筆者は精神科クリニックを開業しているが,十数年前から精神障害者のための地域活動支援センターの運営にもかかわっており,クライアントにセンターの利用を勧めてきた経緯がある。2015年の日本精神神経科学会に参加した際,日本財団の竹村利道氏の講演を聴き,「はたらくNIPPON!計画」1)の立ち上げを知り,その内容に感銘を受けたことが新しい事業スタートのきっかけとなった。
講演後,電光石火の早業で竹村氏が玉野にやって来た。作業所を見学してもらい檄を飛ばされた。「これでいいんですか?!」。時給は60円,1カ月の平均工賃は7,200円であった。

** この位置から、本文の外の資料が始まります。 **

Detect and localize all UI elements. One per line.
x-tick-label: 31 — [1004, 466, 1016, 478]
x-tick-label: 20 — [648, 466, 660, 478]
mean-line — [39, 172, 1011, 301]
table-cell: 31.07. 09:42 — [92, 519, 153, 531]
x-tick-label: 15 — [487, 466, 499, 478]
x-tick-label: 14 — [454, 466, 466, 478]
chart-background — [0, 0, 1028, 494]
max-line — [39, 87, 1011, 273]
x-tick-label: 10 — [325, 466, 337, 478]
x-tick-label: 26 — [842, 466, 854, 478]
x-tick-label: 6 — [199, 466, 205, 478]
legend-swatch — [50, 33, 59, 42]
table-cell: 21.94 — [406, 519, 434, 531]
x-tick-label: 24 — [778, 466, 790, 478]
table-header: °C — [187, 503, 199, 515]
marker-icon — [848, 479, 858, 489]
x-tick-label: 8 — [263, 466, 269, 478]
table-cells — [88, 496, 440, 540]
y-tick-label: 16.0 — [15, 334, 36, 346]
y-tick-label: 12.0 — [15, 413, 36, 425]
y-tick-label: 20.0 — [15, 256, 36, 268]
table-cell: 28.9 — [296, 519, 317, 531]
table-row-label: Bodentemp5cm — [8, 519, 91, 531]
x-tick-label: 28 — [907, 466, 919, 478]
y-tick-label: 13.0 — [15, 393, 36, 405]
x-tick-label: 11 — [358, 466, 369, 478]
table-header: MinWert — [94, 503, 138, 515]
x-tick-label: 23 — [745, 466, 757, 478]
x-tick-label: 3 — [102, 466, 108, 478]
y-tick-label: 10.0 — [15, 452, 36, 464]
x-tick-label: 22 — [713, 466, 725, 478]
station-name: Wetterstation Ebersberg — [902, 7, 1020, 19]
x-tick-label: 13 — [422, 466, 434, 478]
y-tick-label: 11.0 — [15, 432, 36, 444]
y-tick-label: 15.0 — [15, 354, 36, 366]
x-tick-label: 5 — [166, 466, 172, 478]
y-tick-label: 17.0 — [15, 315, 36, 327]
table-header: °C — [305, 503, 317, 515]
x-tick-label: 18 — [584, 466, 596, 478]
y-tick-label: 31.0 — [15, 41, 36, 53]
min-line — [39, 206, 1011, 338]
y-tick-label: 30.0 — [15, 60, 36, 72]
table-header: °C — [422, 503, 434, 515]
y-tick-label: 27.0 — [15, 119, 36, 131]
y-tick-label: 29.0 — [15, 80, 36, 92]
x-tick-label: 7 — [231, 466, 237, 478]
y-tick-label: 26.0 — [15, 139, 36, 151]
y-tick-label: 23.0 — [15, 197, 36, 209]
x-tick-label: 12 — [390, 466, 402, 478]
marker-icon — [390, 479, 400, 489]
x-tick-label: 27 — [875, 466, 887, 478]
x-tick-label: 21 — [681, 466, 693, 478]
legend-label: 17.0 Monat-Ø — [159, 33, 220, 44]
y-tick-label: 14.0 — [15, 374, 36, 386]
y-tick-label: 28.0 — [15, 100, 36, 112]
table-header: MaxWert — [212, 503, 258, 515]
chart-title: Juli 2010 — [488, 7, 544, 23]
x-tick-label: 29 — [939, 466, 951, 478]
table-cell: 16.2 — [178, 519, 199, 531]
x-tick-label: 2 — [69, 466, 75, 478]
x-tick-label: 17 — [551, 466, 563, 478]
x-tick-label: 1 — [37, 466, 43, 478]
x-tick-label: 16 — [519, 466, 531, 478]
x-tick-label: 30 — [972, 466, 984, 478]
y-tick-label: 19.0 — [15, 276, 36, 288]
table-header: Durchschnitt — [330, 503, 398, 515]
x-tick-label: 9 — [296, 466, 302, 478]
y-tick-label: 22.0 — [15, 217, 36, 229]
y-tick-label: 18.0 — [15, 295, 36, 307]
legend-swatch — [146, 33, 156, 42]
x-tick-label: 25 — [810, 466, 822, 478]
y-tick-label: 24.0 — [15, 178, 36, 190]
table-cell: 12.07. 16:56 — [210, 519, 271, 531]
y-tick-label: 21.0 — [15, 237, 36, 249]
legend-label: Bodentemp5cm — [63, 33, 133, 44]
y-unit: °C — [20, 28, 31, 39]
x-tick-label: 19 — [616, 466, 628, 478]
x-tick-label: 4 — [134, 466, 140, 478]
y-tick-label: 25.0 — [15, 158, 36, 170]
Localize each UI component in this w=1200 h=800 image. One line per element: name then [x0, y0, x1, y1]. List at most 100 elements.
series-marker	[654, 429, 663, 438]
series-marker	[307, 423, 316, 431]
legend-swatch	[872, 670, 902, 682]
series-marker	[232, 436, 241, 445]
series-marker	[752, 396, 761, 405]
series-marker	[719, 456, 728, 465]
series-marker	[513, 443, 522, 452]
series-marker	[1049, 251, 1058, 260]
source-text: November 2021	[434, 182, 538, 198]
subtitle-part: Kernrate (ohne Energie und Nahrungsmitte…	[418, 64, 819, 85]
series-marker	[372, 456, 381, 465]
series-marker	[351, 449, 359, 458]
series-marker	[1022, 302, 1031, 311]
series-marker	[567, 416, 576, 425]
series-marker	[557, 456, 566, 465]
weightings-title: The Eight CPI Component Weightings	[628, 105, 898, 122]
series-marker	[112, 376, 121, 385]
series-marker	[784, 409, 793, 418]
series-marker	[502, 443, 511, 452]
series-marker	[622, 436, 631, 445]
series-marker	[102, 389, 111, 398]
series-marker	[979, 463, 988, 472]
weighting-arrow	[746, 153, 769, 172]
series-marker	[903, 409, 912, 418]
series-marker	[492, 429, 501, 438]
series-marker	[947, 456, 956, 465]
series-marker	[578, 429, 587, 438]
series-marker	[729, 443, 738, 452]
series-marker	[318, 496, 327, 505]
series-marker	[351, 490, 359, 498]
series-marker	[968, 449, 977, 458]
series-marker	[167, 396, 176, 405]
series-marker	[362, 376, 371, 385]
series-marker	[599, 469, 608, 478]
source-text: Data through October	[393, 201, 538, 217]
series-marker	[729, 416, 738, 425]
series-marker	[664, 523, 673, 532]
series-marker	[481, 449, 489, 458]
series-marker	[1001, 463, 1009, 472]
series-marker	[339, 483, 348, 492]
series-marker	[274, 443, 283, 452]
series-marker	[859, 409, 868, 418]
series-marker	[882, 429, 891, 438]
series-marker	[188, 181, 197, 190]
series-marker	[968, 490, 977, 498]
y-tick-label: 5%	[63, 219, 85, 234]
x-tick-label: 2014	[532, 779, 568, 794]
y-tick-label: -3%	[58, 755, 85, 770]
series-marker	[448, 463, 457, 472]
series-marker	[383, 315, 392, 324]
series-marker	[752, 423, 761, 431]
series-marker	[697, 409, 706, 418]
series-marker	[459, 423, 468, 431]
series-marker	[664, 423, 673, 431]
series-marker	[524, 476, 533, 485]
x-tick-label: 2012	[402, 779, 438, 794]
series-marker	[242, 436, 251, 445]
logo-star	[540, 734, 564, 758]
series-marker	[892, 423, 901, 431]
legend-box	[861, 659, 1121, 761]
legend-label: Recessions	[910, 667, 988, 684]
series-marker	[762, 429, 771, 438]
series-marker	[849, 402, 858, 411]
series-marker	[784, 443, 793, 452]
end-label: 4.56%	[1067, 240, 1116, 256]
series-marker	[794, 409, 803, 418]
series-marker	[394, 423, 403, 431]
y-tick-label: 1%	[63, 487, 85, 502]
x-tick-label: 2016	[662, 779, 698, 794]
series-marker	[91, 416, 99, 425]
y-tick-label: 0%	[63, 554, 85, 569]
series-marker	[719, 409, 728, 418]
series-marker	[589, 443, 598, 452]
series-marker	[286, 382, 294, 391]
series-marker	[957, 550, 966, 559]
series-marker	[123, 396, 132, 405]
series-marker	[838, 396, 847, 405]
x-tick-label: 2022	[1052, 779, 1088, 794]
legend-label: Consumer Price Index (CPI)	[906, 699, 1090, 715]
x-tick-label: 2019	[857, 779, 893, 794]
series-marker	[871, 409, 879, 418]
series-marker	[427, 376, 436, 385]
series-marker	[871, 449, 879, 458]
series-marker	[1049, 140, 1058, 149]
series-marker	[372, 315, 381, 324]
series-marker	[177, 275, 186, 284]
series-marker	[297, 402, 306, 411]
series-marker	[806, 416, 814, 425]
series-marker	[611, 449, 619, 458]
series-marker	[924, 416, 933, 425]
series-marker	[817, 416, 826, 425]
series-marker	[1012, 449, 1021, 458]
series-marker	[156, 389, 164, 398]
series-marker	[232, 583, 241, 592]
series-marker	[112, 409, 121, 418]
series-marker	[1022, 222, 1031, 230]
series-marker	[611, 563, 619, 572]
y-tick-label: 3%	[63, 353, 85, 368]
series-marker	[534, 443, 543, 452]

「はたらくNIPPON!計画」に参加しようと腹をくくり,そこから試行錯誤の毎日が始まった。何をどうすれば笑顔で誇りを持って働けるのか? どうすれば適正な労働の対価が得られるのか? わからなかった。瀬戸内海の景観や地域の特徴を生かした事業を探ったが,法律や行政の壁,地域住民の思いとぶつかり,事業内容や場所の選定で候補地7カ所を転々とした。最終的にたどり着いたのが,老朽化で解体撤去される予定の旧銀行の建物だった。中国地方の中国銀行で中国茶を楽しむという駄洒落のような計画が動き出した。